«La rondine» di Puccini in un fascinoso volo alla ricerca dell’amore

da Torre del Lago

Ogni manciatella d'anni La rondine di Puccini arriva in un teatro, ed ogni volta ci spiegano che è quasi sconosciuta. E ci precisano che sembra un'operetta ma che non lo è, che la sua frivolezza è melanconica, che Puccini non ne era soddisfatto e perciò ogni tanto cambiava il finale da quello originario di Montecarlo del 1917, e che è una partitura molto preziosa. È un'opera salottiera, di fatuità elegante parigina, piena di danze e di frasi galanti, dove la sognatrice Magda preferirebbe alle perle donate dal suo amante Rambaldo un amore di sentimenti veri; forse ne incontra uno ma a una festa con un ingenuo giovane perbene, ma le cose finiscon per restare come stanno. Nella versione del 1922, prescelta nell'edizione che si dà in questi giorni a Torre del lago, proprio il giovane, che la conosceva credendola povera ed ingenua, è pronto ad abbandonarla.

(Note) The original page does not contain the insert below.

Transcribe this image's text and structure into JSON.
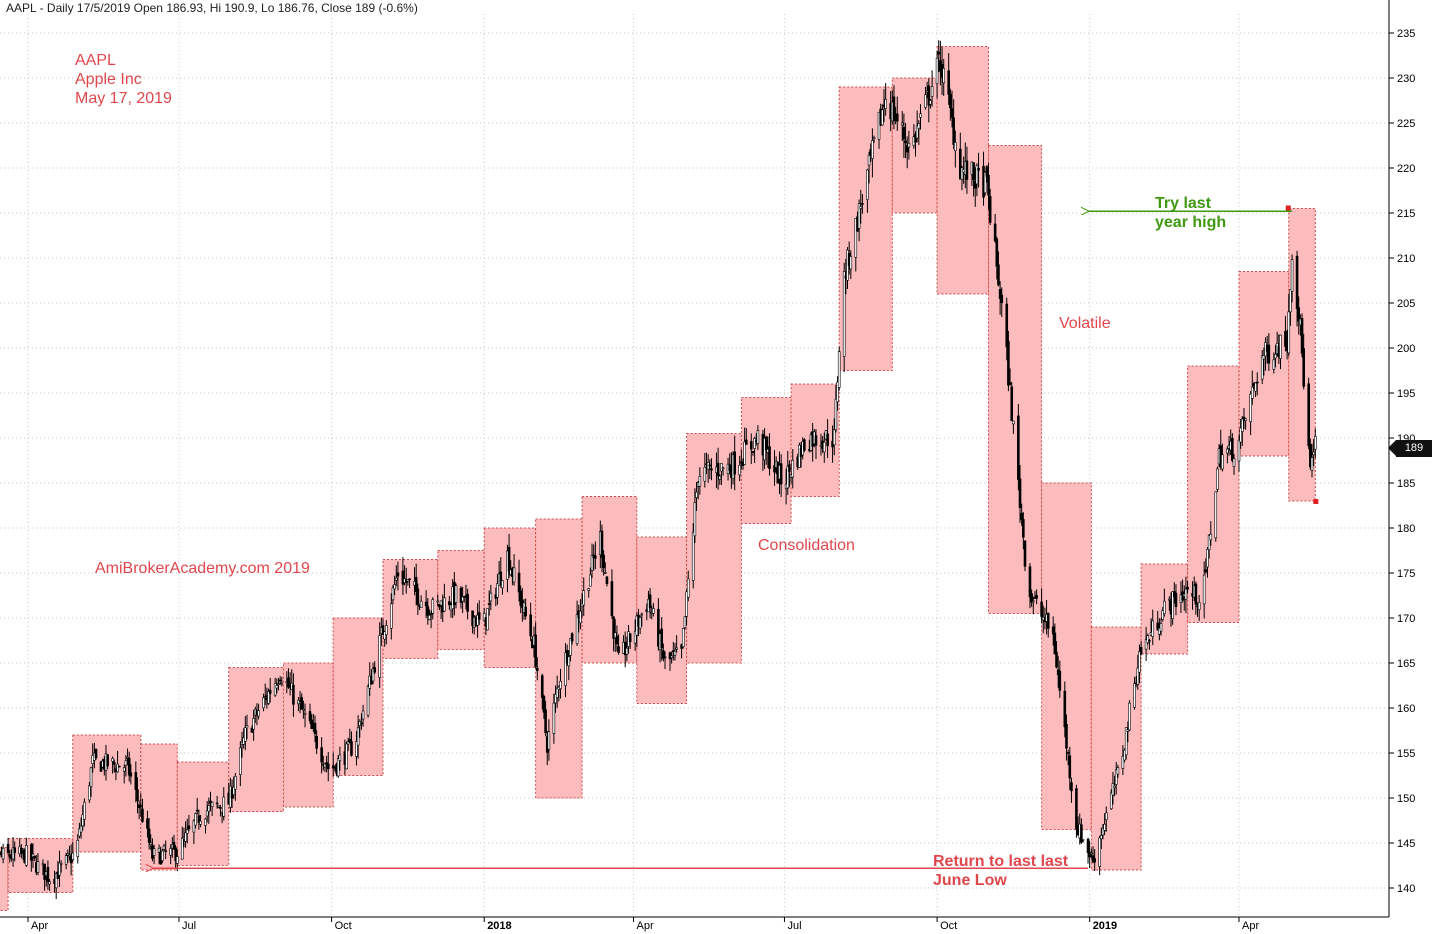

Ricami di sonorità in orchestra, voluttà di melodie nel canto, travestimenti in palcoscenico rendono godibile la vicenda, ma non bastano a scalfire il pigro fatalismo dei personaggi e la voglia di lacrime dell'autore, che alla fine ci solletica invincibilmente. Il piacere del vano genera il senso del vuoto... Saggiamente il regista, Lorenzo Amato, nelle note sul programma di sala, cita come rivelatrice una frase buttata là da un personaggio: «Si vive in fretta: mi vuoi? Ti voglio. È fatto!». Tutto qui.
Amato ha un torto: per qualche idea da cui è partito mette in scena coi personaggi un piccolo manipolo di ballerini che in modeste prestazioni ginniche compiono azioni di disturbo; dopo un po’ per fortuna l'occhio li esclude come si escludono istintivamente i rumori da un'esecuzione disturbata per radio, e resta un mondo abilmente e armoniosamente mosso nelle scene sgargianti e visionarie del pittore Nall, che su grandi pannelli ammannisce un tripudio di fiori e nei costumi eccessivi inventa un mondo di bellezza senza perché ma ammaliante.
Alberto Veronesi, il direttore, si lascia prendere la mano dal gusto di sguazzare in queste visioni e nel piacere dell'enfasi sonora; e manda tutto in primo piano, con inattesa e coerente suggestione, tanto più che i cantanti si scatenano, a cominciare dalla protagonista Svetla Vassileva, che prorompe nel gesto, nella parola, negli acuti, e che finisce però per approdare ad un'autenticità dolorosa impressionante. Fabio Sartori usa la sua bellissima voce come volesse dimostrare d'essere un tenorone, Marzio Giossi ha una presenza interessante. C'è una coppia curiosa, un poeta ed una camerierina, che fan da contrappunto ironico e affettuoso, lei però, Maya Dashuk, sembra cantare Wagner e lui, Emanuele Giannino, che sarebbe adattissimo, dovrebbe rinunciare al gusto del nitore stentoreo. Il coro va così così. Ma nel complesso tutto è un po’ sovraesposto però nulla è inerte e alla fine l'esecuzione lascia un suo segno affascinante.